Fortunately, Snowflake demonstrates that Lee's columnist persona has not contaminated his standup character yet. I suspect it works best as a double-header with Tornado, because at only an hour long it's only half the length of Content Provider, and thus, after a slow start, it feels like things are only getting warmed up when they come to a halt with Lee reprising his 'the comedian abruptly does some singer-songwriter guitar bollocks' bit from the Milder Comedian show. That's not the only old bit of material he reprises, either: this half of the show is replete with callbacks to earlier ones, from the guitar-bothering to a running gag about Boris Johnson to an absolutely brilliant reworking of the 'political correctness as misunderstood health and safety legislation' bit from Lee's first comeback show after getting sued into oblivion by fundamentalist Christians for having the temerity to write Jerry Springer: The Opera. Even a segment about a very different form of reprisal, in which Lee takes issue with criticism of his act from Tony Parsons, calls back to his anxious ruminations about Frankie Boyle's strictures on forty-year-old comics on the Milder EP while the line 'vomit into the eyes of the infant Christ' as the climax of the political correctness remix recalls the epic vomageddon which concludes the '90s Comedian special. 

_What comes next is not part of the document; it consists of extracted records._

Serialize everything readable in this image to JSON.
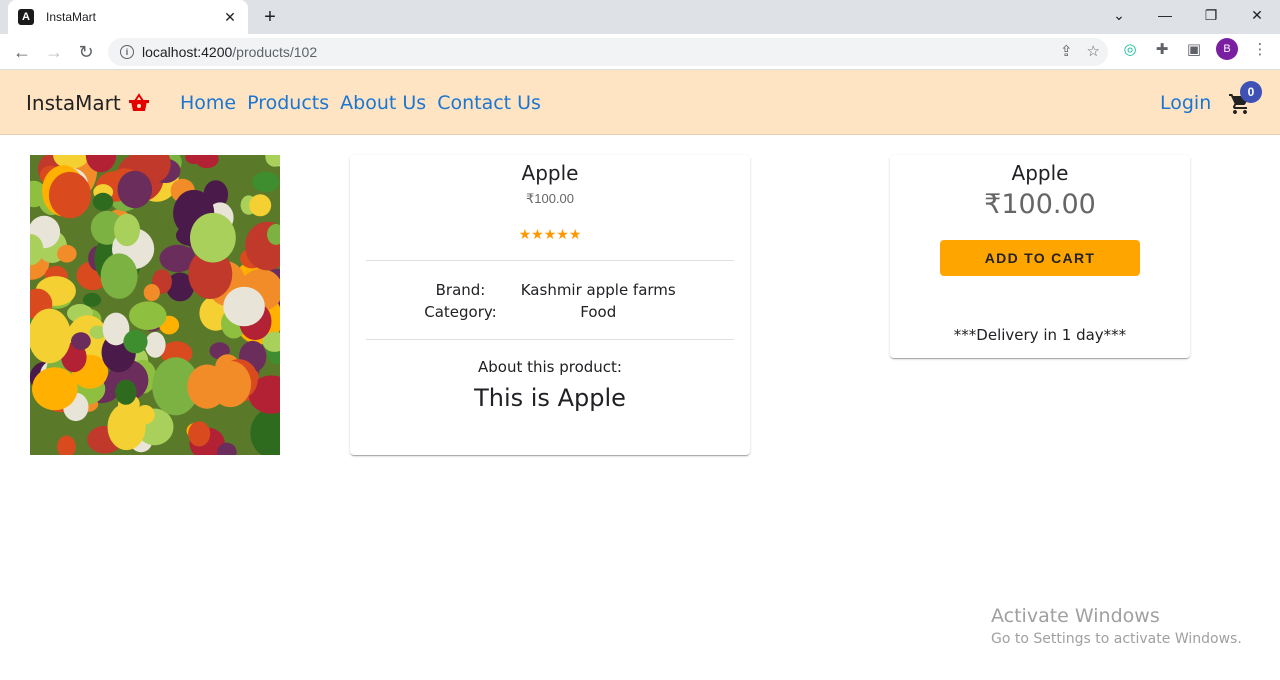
{
  "browser": {
    "tab_title": "InstaMart",
    "url_host": "localhost:4200",
    "url_path": "/products/102"
  },
  "header": {
    "brand": "InstaMart",
    "nav": [
      "Home",
      "Products",
      "About Us",
      "Contact Us"
    ],
    "login": "Login",
    "cart_count": "0"
  },
  "product": {
    "name": "Apple",
    "price": "₹100.00",
    "rating": 5,
    "brand_label": "Brand:",
    "brand_value": "Kashmir apple farms",
    "category_label": "Category:",
    "category_value": "Food",
    "about_label": "About this product:",
    "about_text": "This is Apple"
  },
  "buy_box": {
    "name": "Apple",
    "price": "₹100.00",
    "add_to_cart": "ADD TO CART",
    "delivery": "***Delivery in 1 day***"
  },
  "watermark": {
    "title": "Activate Windows",
    "subtitle": "Go to Settings to activate Windows."
  },
  "colors": {
    "header_bg": "#ffe4c4",
    "link": "#1976d2",
    "accent_button": "#ffa500",
    "badge": "#3f51b5",
    "star": "#ff9800"
  }
}
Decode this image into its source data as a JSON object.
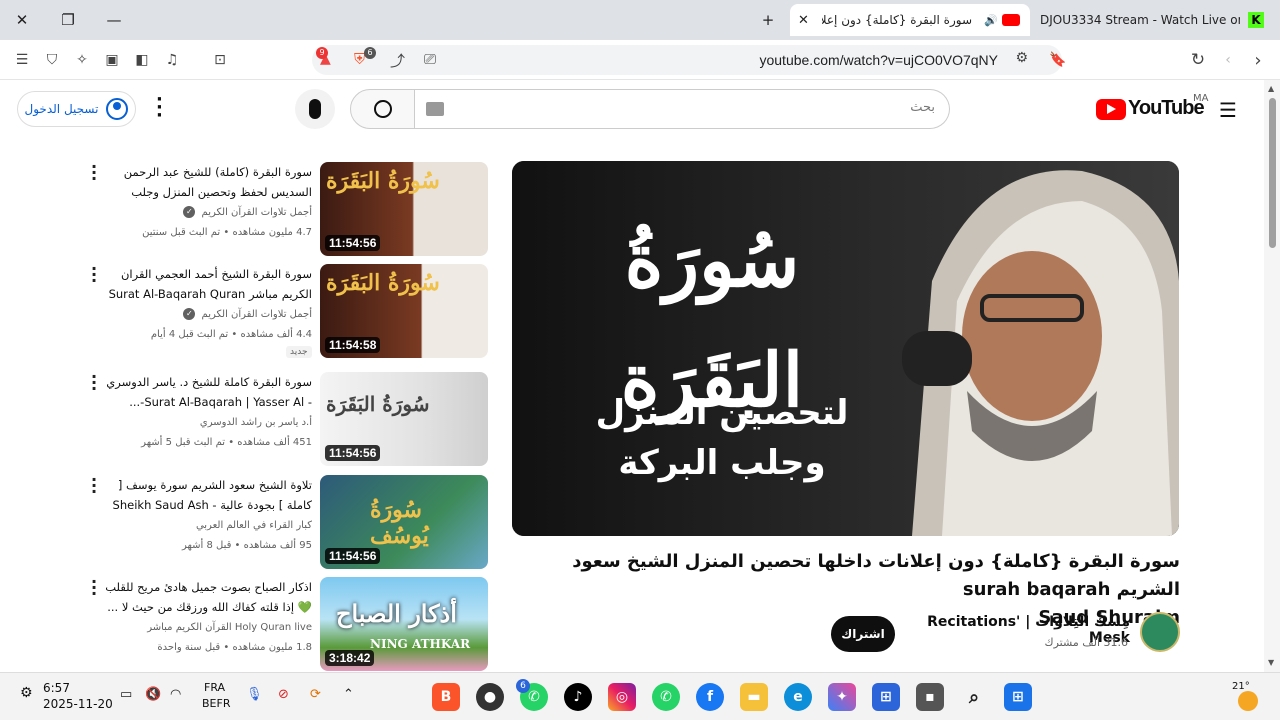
{
  "browser": {
    "tabs": [
      {
        "title": "سورة البقرة {كاملة} دون إعلانات",
        "active": true
      },
      {
        "title": "DJOU3334 Stream - Watch Live on K",
        "active": false
      }
    ],
    "new_tab_label": "+",
    "url": "youtube.com/watch?v=ujCO0VO7qNY",
    "badges": {
      "alerts": "9",
      "brave": "6"
    }
  },
  "youtube": {
    "logo_text": "YouTube",
    "region": "MA",
    "search_placeholder": "بحث",
    "signin_label": "تسجيل الدخول"
  },
  "video": {
    "thumb_title_big": "سُورَةُ البَقَرَة",
    "thumb_sub1": "لتحصين المنزل",
    "thumb_sub2": "وجلب البركة",
    "title_line1": "سورة البقرة {كاملة} دون إعلانات داخلها تحصين المنزل الشيخ سعود الشريم surah baqarah",
    "title_line2": "Saud Shuraim",
    "channel_name": "مِسكُ التِلاوات | Recitations' Mesk",
    "subscribers": "31.6 ألف مشترك",
    "subscribe_label": "اشتراك"
  },
  "related": [
    {
      "title": "سورة البقرة (كاملة) للشيخ عبد الرحمن السديس لحفظ وتحصين المنزل وجلب البرك...",
      "channel": "أجمل تلاوات القرآن الكريم",
      "verified": true,
      "meta": "4.7 مليون مشاهده • تم البث قبل سنتين",
      "duration": "11:54:56",
      "thumb_text": "سُورَةُ البَقَرَة"
    },
    {
      "title": "سورة البقرة الشيخ أحمد العجمي القران الكريم مباشر Surat Al-Baqarah Quran ...",
      "channel": "أجمل تلاوات القرآن الكريم",
      "verified": true,
      "meta": "4.4 ألف مشاهده • تم البث قبل 4 أيام",
      "badge": "جديد",
      "duration": "11:54:58",
      "thumb_text": "سُورَةُ البَقَرَة"
    },
    {
      "title": "سورة البقرة كاملة للشيخ د. ياسر الدوسري - Surat Al-Baqarah | Yasser Al-...",
      "channel": "أ.د ياسر بن راشد الدوسري",
      "verified": false,
      "meta": "451 ألف مشاهده • تم البث قبل 5 أشهر",
      "duration": "11:54:56",
      "thumb_text": "سُورَةُ البَقَرَة"
    },
    {
      "title": "تلاوة الشيخ سعود الشريم سورة يوسف [ كاملة ] بجودة عالية - Sheikh Saud Ash ...",
      "channel": "كبار القراء في العالم العربي",
      "verified": false,
      "meta": "95 ألف مشاهده • قبل 8 أشهر",
      "duration": "11:54:56",
      "thumb_text": "سُورَةُ يُوسُف"
    },
    {
      "title": "اذكار الصباح بصوت جميل هادئ مريح للقلب 💚 إذا قلته كفاك الله ورزقك من حيث لا ...",
      "channel": "Holy Quran live القرآن الكريم مباشر",
      "verified": false,
      "meta": "1.8 مليون مشاهده • قبل سنة واحدة",
      "duration": "3:18:42",
      "thumb_text": "أذكار الصباح",
      "thumb_caption": "NING ATHKAR"
    }
  ],
  "taskbar": {
    "time": "6:57",
    "date": "2025-11-20",
    "lang_top": "FRA",
    "lang_bottom": "BEFR",
    "whatsapp_badge": "6",
    "weather": "21°"
  },
  "colors": {
    "yt_red": "#ff0000",
    "brave_orange": "#fb542b",
    "link_blue": "#065fd4"
  }
}
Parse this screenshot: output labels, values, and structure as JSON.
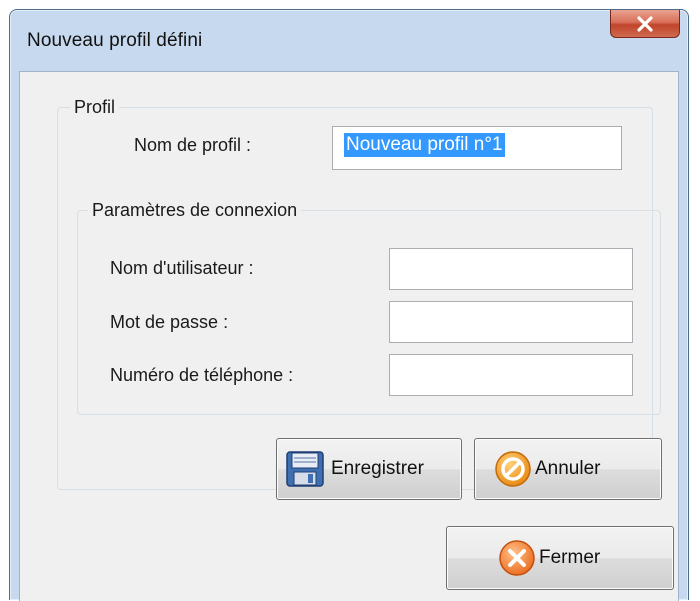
{
  "window": {
    "title": "Nouveau profil défini",
    "close_glyph": "X"
  },
  "profile_group": {
    "label": "Profil",
    "name_label": "Nom de profil :",
    "name_value": "Nouveau profil n°1"
  },
  "connection_group": {
    "label": "Paramètres de connexion",
    "username_label": "Nom d'utilisateur :",
    "username_value": "",
    "password_label": "Mot de passe :",
    "password_value": "",
    "phone_label": "Numéro de téléphone :",
    "phone_value": ""
  },
  "buttons": {
    "save_label": "Enregistrer",
    "cancel_label": "Annuler",
    "close_label": "Fermer"
  },
  "icons": {
    "save": "floppy-disk-icon",
    "cancel": "cancel-circle-icon",
    "close": "close-circle-icon",
    "window_close": "close-x-icon"
  },
  "colors": {
    "selection": "#3399ff",
    "title_close": "#c7503a",
    "cancel_icon": "#f0a030",
    "close_icon": "#f07a30"
  }
}
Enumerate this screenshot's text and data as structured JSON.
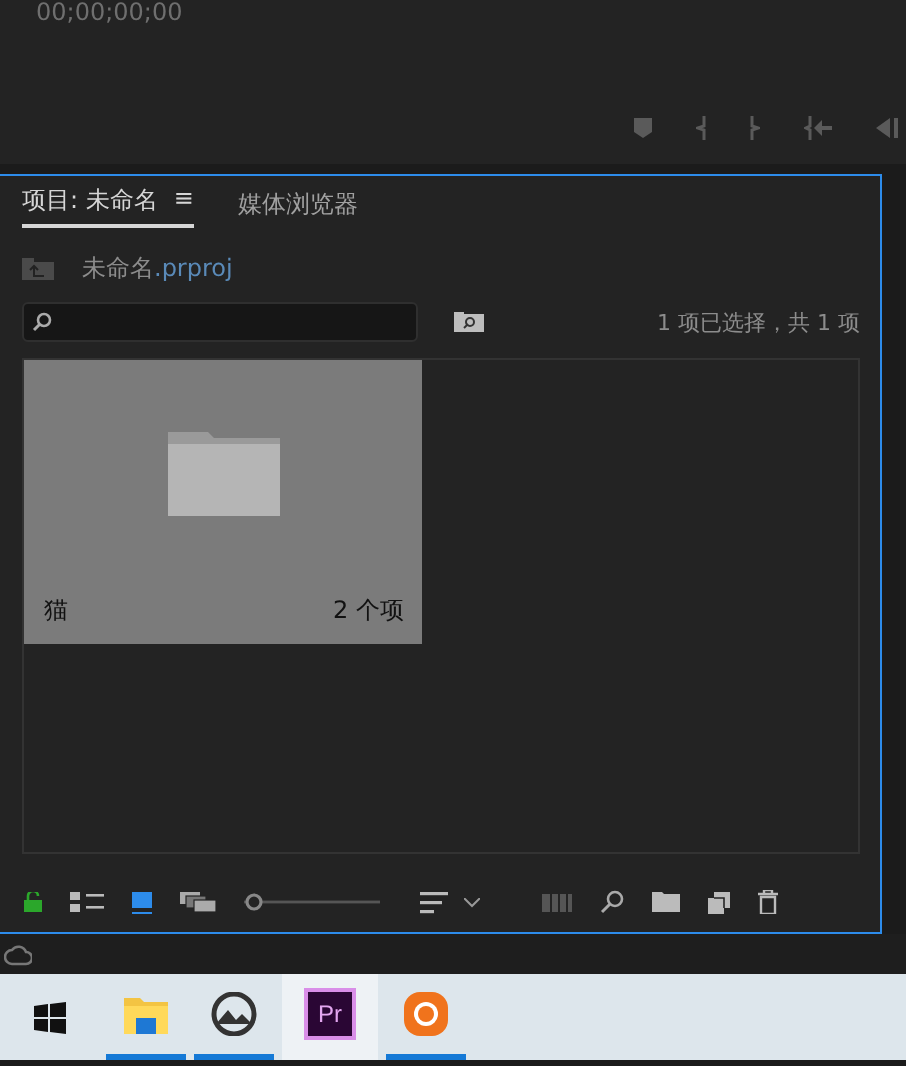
{
  "monitor": {
    "timecode": "00;00;00;00"
  },
  "panel": {
    "tabs": [
      {
        "label": "项目: 未命名",
        "selected": true,
        "menu": "≡"
      },
      {
        "label": "媒体浏览器",
        "selected": false
      }
    ],
    "project_file": {
      "name": "未命名",
      "extension": ".prproj"
    },
    "zoom_slider": {
      "level": 0
    },
    "selection_count": "1 项已选择，共 1 项",
    "items": [
      {
        "kind": "bin",
        "name": "猫",
        "count": "2 个项"
      }
    ]
  },
  "taskbar": {
    "apps": [
      {
        "kind": "explorer",
        "active": false,
        "running": true
      },
      {
        "kind": "photos",
        "active": false,
        "running": true
      },
      {
        "kind": "premiere",
        "label": "Pr",
        "active": true,
        "running": false
      },
      {
        "kind": "orange",
        "active": false,
        "running": true
      }
    ]
  }
}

Again, this probably works better when followed by Tornado, in which Lee ponders his place in the modern comedy environment. But in the context of Snowflake alone, the whole thing really builds to a bit about Ricky Gervais and the extent of his commitment to truly 'saying the unsayable' which in many ways represents the climax of one aspect of Lee's comedy. Lee has long said that his ideal set would not consist of jokes, routines or even words, and would simply be a succession of meaningless sounds: at long last, in Snowflake, Lee has achieved this, and it is of course the funniest bit of the show. The first time I saw it, I went into some kind of altered state of consciousness from laughter, and its power is barely diminished on a second viewing undertaken for writing this article. It's not so much why this particular bit is funny that's the mystery of it, but the way it keeps getting funnier. It made me wonder if the demonic invocation with which the new political correctness routine climaxes isn't actually part of the conjuration, a supplication to otherworldly entities performed so they might bestow on Lee the Gift of Tongues that allows him to transform these quite literally barbaric yawps into something sublime (he does spend a lot of time hanging out with Alan Moore after all). It's comedy alchemy. 

He was wrong about Corbyn, yes. And the Marina Hyde thing suggests a worrying degree of aesthetic slippage. But unlike a lot of his colleagues 'putting on an exotic display for the court' in the words of Chris Morris, Lee is still actually funny. Which has to count for something, even if that something is 'getting cancelled because a bunch of toffs want us to be miserable this week'.